В свой второй год в старшей школе я нарядилась Квазимодо для номера школьной театральной студии «Знаменитые образы из кинофильмов», который готовили к параду в честь начала учебного года; тем самым я показала нос красоткам вроде Мэрилин Монро и Бланш Дюбуа. Я считала себя бунтаркой, но теперь, мысленно возвращаясь к своему шероховатому и неуклюжему пятнадцатилетнему «я», вспоминаю его с теплым чувством: я пыталась скрыть под маской нежное сердце.

* * *

Внешнему миру моя семья казалась счастливой и хорошо адаптированной. На людях и в гостях у друзей мы с братьями вели себя безукоризненно вежливо и послушно, поскольку последствия были выжжены в нас каленым железом отцовского бешенства. Мы делали то, что прикажут: приносили папе еще пива, собирали бумажные тарелки после пикника на пляже, присматривали за Нэнси. Незнакомые люди во время наших редких выходов в ресторан делали родителям комплименты, восхищаясь примерным поведением их детей. Семья казалась непроницаемым пузырем; мы кочевали с места на место, храня свои ужасные тайны: как папа грозил моему старшему брату Крису, говоря, «пойдем выйдем и решим этот вопрос по-мужски», как он швырнул о стену мать, которая держала на руках завывающую сестру, когда мама отказалась положить Нэнси в кроватку. С нижнего этажа я услышала глухой стук тела, столкнувшегося с чем-то твердым, а потом мамин крик – и помчалась вверх по лестнице, ревя голосом на две октавы ниже моего собственного:

– Оставь ее в покое!

Адреналин зажег пожар в моей груди и конечностях. Меня трясло.
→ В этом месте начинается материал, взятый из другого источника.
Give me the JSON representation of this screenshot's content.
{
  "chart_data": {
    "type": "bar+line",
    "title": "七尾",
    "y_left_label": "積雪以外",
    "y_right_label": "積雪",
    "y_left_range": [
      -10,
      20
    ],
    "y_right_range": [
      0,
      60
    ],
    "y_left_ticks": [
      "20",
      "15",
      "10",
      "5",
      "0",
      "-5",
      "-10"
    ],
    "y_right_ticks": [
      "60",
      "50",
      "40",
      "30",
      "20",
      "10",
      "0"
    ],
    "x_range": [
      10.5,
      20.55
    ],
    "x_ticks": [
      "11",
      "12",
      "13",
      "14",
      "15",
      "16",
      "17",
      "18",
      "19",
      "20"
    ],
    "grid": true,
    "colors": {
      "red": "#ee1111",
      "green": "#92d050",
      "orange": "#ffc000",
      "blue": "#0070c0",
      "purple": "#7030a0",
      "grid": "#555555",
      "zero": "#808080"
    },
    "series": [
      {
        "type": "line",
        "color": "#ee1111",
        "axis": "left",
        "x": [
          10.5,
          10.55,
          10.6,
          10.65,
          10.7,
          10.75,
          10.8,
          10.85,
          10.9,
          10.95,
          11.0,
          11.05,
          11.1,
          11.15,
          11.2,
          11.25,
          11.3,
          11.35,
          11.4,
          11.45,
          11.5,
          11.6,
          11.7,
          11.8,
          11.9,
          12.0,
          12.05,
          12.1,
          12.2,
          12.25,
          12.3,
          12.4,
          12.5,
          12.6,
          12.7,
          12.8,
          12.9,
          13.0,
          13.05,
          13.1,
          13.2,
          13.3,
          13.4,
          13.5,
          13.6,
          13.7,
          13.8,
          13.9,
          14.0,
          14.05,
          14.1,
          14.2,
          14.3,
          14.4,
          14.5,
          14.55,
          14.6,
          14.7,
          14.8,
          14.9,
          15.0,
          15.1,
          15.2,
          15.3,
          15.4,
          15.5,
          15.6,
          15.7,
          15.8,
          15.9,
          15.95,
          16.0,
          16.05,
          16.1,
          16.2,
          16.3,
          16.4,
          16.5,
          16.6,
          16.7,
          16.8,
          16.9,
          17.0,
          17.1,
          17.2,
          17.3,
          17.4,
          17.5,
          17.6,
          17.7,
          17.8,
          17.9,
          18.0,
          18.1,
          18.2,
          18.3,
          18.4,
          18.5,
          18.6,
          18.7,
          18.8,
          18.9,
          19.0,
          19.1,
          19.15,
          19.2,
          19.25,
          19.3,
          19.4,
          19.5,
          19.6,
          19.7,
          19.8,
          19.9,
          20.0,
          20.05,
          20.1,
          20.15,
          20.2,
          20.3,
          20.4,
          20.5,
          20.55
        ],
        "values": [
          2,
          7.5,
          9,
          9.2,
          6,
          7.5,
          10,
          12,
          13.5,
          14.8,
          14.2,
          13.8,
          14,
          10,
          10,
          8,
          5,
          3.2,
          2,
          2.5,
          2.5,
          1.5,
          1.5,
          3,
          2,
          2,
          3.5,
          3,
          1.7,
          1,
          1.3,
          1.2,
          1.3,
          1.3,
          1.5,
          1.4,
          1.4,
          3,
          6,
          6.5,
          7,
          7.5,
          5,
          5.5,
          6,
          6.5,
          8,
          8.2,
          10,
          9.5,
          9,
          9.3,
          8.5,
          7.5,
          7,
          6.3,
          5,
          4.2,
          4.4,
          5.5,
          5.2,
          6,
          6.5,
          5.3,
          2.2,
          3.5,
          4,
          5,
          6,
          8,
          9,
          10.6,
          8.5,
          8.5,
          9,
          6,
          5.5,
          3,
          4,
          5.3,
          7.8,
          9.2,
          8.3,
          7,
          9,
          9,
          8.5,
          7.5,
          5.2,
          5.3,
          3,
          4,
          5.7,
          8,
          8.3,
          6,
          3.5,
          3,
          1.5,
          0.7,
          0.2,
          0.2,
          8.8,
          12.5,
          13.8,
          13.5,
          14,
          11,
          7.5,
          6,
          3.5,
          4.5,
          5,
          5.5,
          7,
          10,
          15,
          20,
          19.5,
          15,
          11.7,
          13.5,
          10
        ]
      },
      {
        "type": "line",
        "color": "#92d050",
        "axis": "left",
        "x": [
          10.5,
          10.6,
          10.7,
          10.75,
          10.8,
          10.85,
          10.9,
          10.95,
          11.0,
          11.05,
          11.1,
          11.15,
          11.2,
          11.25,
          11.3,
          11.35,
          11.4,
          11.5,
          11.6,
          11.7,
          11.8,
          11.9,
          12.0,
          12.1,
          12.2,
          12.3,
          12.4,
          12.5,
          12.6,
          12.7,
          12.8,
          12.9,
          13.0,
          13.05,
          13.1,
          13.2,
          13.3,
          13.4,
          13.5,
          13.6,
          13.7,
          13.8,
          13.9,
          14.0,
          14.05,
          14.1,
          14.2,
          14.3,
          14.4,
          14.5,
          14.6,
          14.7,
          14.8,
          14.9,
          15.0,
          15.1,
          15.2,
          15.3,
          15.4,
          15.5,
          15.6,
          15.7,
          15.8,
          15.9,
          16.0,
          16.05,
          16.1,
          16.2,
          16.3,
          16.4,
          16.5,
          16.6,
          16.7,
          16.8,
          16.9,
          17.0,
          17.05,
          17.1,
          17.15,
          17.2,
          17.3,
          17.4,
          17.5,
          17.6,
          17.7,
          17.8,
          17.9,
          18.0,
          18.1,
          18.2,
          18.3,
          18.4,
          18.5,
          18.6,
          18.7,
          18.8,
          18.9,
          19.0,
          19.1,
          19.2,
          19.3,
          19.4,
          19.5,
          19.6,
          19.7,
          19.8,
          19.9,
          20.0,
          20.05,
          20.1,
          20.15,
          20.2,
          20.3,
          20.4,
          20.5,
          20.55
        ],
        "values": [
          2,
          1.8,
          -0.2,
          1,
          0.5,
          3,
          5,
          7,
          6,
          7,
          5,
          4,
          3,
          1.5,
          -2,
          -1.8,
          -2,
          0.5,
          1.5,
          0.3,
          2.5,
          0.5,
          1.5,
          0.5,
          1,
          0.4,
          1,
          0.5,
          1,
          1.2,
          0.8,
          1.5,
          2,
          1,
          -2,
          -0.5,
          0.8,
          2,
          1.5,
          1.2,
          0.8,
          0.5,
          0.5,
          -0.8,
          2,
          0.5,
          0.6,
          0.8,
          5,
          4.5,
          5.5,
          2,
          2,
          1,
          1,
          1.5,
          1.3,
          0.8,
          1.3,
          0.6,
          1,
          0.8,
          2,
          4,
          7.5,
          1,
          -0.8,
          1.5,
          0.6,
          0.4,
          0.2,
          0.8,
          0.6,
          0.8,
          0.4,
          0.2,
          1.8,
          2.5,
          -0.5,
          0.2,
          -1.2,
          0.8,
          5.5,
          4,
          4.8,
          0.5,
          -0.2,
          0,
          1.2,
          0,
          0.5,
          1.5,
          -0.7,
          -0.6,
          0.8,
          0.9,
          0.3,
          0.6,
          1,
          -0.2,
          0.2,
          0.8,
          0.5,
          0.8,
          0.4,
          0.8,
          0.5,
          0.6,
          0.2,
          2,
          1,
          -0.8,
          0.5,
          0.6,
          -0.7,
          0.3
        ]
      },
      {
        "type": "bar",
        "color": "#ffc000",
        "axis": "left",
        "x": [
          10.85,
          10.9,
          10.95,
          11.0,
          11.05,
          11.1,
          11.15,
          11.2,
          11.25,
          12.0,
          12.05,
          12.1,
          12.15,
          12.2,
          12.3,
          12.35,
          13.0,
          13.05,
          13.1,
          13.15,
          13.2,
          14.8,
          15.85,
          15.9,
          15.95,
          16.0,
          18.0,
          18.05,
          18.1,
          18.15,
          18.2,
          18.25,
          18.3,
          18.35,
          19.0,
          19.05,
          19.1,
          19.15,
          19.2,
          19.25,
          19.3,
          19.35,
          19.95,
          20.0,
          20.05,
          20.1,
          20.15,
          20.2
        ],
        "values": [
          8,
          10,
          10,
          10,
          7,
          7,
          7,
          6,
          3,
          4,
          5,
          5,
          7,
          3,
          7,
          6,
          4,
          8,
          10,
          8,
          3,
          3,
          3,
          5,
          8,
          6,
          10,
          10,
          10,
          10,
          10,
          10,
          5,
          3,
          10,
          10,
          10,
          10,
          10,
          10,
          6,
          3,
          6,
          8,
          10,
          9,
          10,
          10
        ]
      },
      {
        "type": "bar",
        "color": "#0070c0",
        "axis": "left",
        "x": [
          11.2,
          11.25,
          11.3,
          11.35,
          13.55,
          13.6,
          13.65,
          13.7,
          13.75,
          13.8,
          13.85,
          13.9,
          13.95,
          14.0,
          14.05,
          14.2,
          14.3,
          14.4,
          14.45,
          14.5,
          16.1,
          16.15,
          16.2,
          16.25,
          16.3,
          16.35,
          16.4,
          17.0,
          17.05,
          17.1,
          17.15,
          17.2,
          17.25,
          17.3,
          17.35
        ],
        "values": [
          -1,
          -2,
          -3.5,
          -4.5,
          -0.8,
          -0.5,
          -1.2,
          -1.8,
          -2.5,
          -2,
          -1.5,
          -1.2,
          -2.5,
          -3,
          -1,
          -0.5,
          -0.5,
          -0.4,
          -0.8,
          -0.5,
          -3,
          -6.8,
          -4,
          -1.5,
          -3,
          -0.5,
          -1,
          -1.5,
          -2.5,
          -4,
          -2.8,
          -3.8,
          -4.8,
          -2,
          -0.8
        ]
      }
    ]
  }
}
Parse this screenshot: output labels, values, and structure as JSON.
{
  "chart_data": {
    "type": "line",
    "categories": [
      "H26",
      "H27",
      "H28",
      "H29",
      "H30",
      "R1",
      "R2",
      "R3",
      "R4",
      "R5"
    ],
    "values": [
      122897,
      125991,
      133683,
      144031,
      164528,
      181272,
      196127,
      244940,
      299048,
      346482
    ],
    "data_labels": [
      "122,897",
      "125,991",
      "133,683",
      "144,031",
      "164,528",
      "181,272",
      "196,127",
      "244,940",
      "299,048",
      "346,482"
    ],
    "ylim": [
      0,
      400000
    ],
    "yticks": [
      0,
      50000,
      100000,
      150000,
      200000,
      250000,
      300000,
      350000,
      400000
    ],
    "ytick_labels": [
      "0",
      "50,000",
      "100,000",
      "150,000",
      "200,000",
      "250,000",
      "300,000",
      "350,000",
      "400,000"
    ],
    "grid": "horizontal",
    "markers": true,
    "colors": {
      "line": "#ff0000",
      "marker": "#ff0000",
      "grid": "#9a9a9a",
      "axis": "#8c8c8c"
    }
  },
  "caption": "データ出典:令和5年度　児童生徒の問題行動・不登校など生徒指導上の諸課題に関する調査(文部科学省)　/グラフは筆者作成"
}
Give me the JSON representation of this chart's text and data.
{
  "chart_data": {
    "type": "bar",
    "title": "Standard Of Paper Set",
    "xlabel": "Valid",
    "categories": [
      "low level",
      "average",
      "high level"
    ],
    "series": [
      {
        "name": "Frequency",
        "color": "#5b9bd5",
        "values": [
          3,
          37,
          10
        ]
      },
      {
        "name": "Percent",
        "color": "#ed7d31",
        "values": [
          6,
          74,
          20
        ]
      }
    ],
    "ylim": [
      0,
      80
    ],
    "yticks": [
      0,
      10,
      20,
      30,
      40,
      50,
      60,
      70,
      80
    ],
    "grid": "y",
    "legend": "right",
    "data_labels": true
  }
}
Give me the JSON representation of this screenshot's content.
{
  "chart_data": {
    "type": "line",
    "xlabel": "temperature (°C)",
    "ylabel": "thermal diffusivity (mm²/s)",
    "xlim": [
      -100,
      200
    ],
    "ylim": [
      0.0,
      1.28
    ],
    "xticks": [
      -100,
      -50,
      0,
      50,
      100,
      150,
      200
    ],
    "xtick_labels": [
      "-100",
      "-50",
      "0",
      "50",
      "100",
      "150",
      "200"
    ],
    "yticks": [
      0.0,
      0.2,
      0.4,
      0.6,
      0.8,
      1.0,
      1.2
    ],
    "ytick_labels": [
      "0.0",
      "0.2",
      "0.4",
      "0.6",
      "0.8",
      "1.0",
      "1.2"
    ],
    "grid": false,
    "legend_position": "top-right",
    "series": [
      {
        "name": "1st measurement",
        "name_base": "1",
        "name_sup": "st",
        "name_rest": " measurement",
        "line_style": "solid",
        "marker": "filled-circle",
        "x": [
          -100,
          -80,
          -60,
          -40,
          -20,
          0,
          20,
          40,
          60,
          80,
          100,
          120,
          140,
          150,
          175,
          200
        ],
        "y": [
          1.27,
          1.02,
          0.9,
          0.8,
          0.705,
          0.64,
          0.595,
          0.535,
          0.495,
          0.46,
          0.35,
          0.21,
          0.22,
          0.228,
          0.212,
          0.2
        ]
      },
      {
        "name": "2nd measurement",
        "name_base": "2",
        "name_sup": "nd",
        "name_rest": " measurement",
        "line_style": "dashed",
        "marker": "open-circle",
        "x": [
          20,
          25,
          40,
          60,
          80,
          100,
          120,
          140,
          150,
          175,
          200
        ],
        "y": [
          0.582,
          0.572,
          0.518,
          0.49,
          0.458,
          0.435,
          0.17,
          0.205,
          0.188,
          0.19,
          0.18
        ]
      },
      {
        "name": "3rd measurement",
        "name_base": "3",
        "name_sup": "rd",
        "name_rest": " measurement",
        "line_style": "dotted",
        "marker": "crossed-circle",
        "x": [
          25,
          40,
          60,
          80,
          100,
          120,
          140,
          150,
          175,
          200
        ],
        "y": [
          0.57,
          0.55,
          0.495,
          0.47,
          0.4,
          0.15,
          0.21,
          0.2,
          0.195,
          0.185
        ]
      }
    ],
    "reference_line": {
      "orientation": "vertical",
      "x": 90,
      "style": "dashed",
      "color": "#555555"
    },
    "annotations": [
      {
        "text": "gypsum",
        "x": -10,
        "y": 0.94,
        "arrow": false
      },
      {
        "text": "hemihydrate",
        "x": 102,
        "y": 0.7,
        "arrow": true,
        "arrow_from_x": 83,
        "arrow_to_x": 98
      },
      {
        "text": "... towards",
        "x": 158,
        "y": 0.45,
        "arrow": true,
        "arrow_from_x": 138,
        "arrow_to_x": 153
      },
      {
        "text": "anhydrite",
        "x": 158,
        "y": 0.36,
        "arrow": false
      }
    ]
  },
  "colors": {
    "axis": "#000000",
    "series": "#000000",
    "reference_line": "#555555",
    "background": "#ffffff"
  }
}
– Ты, мудила, не трогай ее! Не смей ее трогать!

Я увидела на лице отца внезапное выражение стыда. Не из-за того, что он сделал что-то плохое, а потому, что кто-то стал этому свидетелем.

– Иди в свою комнату, – проговорил он, не глядя на меня, когда мать проскользнула в их спальню и заперла за собой дверь.

Мое преображение из Гуди Два Ботинка в злого колючего подростка – это были не просто гормоны: я ковала темный доспех, чтобы защитить себя и держать на расстоянии других.

Как-то раз отец велел мне перестать делать уроки перед телевизором, когда я работала над домашним заданием по математике, одновременно смотря чемпионат Всемирной федерации реслинга, матч между Андре Гигантом и Халком Хоганом. Мне нравилась эта театральность, это надувательство; нравилось, как хорошие парни сражаются с негодяями. Это зрелище делает задание по математике, моему самому нелюбимому предмету, более сносным, сказала я отцу.

– Я тебя не спрашиваю, я тебе велю.

– Да все в порядке, это мне не мешает, – запротестовала я.

– Если ты сейчас же не пошевелишься, я тебя пошевелю, – сказал он.

– Пап! – снова возразила я.

– Быстро!

– Ой, да ладно тебе!

– Черт возьми, я сказал, БЫСТРО!

Отец вскочил со стула, бросаясь ко мне, но у него подломилось колено, и он свалился на пол. Я тоже вскочила, отбегая прочь, но он не отставал, волоча себя по бежевому линолеуму, чтобы добраться до меня. Дыхание вырывалось из его груди рывками, точно в ней ходили поршни, голова тряслась. Я схватила учебники и побежала – побежала! – прыгая через две ступеньки, в свою комнату.

– Мне никто бы не поверил, – говорила моя мать годы спустя. – Все думали, что он такой очаровашка.

И – да, так оно и было. Анита, миниатюрная южанка, с чьими детьми я иногда сидела, как-то раз выпалила ни с того ни с сего:

– Ой, твой отец – он такой веселый! И, – добавила она со смешком, – такой сексуальный!

Я застонала с типично подростковым отвращением.

– Можешь мне поверить, – подтвердила она, кивая.

Все сводилось к одному конкретному виду мужественности.